国家公務員は国民からの信頼を得るという理由から、接待のような利害の対象となる行為を禁じられています。祝儀や香典も贈賄罪の疑いが欠けられる可能性があるため受け取れません。

倫理規定に反した公務員は懲戒処分を受けることになります。

「利害関係人」とは法的な利害関係にある者のこと

「利害関係人」とは法的な利害関係にある者のことで、信託投資において運用会社の親会社や子会社、株主のことを指します。不動産投資信託なら投資信託の委託業者や信託業務を営む金融会社や宅地取引業者などです。

「利害関係人」と「利害関係者」は一字違いですが、それぞれの意味はだいぶ違いますので、使い間違えないようにしましょう。

【状況別】「利害関係」の具体例

仕事上の人間関係は利害関係で結ばれている

仕事上の人間関係のほとんどで利害関係があると言っていいでしょう。上司と部下、従業員と会社、会社と顧客など、会社の利益につながる関係は全て利害関係で成り立っています。上司は部下に指示を出し、部下はその指示を受けて業務をこなし、部下が結果を出せば上司からの信頼を得られて、上司はその結果に満足します。

友達との利害関係はお互いが利益を得るような関係で

友達との友情関係において利害関係は考えにくいでしょう。お互いが信頼し合っている関係で、自分が得をするために友人に損害を与えるような損得勘定があっては友情を保つことが難しいからです。

ただしお互いの利益に結び付くような関係であるならば、友情間でも利害関係は考えられます。

結婚を利害関係だとする考え方

お互いの愛情から結婚をするというカップルがいる一方で、結婚を利害関係だとする考え方もあります。子供が欲しいという希望をお互いが持っていて、利害関係が一致したから結婚を決めたというのが一例です。

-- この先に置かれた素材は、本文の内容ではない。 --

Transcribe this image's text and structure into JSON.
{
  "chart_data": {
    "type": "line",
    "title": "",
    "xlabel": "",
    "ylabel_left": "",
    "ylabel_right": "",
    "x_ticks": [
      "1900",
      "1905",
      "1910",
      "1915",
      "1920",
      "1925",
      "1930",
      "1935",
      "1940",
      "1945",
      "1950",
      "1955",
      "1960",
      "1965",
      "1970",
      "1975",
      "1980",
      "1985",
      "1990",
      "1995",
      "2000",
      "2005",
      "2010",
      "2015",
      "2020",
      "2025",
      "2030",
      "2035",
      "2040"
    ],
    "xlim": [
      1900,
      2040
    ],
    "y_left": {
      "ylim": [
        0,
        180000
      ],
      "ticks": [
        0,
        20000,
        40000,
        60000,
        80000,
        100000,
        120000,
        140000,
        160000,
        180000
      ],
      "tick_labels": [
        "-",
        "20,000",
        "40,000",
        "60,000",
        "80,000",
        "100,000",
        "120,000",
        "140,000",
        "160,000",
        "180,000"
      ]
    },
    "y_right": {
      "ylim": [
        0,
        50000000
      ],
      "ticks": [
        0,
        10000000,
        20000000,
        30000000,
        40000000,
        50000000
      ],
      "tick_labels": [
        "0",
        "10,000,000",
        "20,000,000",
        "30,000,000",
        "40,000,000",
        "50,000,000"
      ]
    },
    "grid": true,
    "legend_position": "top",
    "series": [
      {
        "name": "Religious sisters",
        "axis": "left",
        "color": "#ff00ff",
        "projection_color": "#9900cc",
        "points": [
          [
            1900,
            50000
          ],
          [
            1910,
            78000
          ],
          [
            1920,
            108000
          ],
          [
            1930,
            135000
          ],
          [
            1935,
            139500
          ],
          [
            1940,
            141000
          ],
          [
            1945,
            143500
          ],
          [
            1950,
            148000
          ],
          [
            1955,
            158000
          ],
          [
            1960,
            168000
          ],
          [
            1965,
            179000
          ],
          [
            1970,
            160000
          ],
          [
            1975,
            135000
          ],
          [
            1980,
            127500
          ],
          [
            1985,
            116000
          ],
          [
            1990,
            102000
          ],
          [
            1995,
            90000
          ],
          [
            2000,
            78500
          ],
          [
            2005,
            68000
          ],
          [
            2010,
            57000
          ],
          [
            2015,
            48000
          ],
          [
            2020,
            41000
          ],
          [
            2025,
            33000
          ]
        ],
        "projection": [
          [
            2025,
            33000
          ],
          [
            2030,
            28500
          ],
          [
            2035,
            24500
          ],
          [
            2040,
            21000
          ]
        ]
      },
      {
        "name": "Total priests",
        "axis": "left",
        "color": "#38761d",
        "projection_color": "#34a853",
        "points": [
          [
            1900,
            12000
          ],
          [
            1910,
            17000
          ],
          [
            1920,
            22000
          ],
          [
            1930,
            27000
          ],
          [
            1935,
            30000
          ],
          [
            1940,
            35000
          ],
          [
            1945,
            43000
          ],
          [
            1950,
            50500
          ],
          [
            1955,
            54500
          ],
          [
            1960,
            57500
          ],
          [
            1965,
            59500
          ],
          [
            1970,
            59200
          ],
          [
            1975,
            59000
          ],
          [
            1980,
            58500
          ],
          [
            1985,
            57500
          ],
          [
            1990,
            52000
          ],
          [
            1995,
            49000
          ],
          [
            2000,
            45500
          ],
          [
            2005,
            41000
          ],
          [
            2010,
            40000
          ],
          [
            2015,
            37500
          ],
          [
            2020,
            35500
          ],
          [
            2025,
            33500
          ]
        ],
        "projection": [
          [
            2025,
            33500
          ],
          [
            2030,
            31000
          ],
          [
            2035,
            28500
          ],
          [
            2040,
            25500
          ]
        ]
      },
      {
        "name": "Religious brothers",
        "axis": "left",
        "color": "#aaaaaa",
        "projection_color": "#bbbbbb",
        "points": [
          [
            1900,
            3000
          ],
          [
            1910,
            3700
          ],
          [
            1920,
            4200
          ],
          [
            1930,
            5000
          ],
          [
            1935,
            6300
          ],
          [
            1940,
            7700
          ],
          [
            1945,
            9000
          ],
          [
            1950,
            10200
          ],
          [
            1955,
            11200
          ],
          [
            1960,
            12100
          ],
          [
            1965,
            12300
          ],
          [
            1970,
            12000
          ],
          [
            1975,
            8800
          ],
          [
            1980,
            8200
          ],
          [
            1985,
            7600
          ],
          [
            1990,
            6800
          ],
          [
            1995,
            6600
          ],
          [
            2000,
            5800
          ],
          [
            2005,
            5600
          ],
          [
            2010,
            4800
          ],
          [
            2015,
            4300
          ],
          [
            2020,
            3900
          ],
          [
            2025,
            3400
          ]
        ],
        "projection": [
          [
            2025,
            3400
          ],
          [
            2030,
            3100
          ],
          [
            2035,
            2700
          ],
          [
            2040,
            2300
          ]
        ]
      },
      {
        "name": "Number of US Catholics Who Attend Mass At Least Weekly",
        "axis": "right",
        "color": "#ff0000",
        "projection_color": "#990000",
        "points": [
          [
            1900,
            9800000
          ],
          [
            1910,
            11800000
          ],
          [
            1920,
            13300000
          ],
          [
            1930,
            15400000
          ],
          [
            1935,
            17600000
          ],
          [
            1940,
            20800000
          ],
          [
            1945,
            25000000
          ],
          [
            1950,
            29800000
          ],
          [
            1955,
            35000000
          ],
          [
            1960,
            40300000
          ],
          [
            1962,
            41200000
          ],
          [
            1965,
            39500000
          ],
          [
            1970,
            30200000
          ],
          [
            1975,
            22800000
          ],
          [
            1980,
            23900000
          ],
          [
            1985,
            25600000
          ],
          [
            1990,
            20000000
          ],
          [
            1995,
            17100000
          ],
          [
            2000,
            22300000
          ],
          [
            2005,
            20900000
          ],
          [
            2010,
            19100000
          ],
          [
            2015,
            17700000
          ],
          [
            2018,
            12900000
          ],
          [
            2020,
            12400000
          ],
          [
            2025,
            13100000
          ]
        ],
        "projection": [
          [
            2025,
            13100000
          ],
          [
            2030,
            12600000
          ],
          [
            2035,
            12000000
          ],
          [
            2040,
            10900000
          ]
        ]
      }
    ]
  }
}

利害関係という言葉の印象から利害関係で結婚したというと冷めた関係のような印象があるかもしれませんが、お互いの幸せを考えたときに結婚での利害関係が生じることがあるでしょう。

「利害関係」の言い換え表現

「損得」は個人間での問題で使われることが多い

「利害関係」の言い換え表現として「損得」があります。「損得」とは損失と利益という意味で、「利害」の類語です。「利害」との違いは「損得」は個人間で使われることが多いのに対して、「利害」は個人間と団体間でも使われることです。

「損得」を使った例文
  • 「損得を離れて仕事をする」
  • 「人間関係は損得勘定抜きで考えられないのかと悩んでしまう」

「利害関係」の英語表現と例文

「利害関係」は英語で「interests」

「利害関係」は英語で「interests」です。「interest」は興味という意味もありますが、利害関係という意味もあり、この場合には複数形である「interests」が使われるのが一般的です。

「interests」を使った例文
  • “There are interests between A and B.”
    「AとBの間には利害関係がある」
  • “Various interests bring the new situation in the relationship between A and B.”
    「様々な利害関係がAとBの関係に新しい状況をもたらす」

まとめ

「利害関係」はお互いが利害を得る関係という意味ですが、自分が利益を得れば相手が損をするとは限らず、お互いが利益を得るという関係でも使われることがあります。ただし自分が得をして相手は損をするという関係が前提なので、両者の関係は常に微妙な関係にあると言えるでしょう。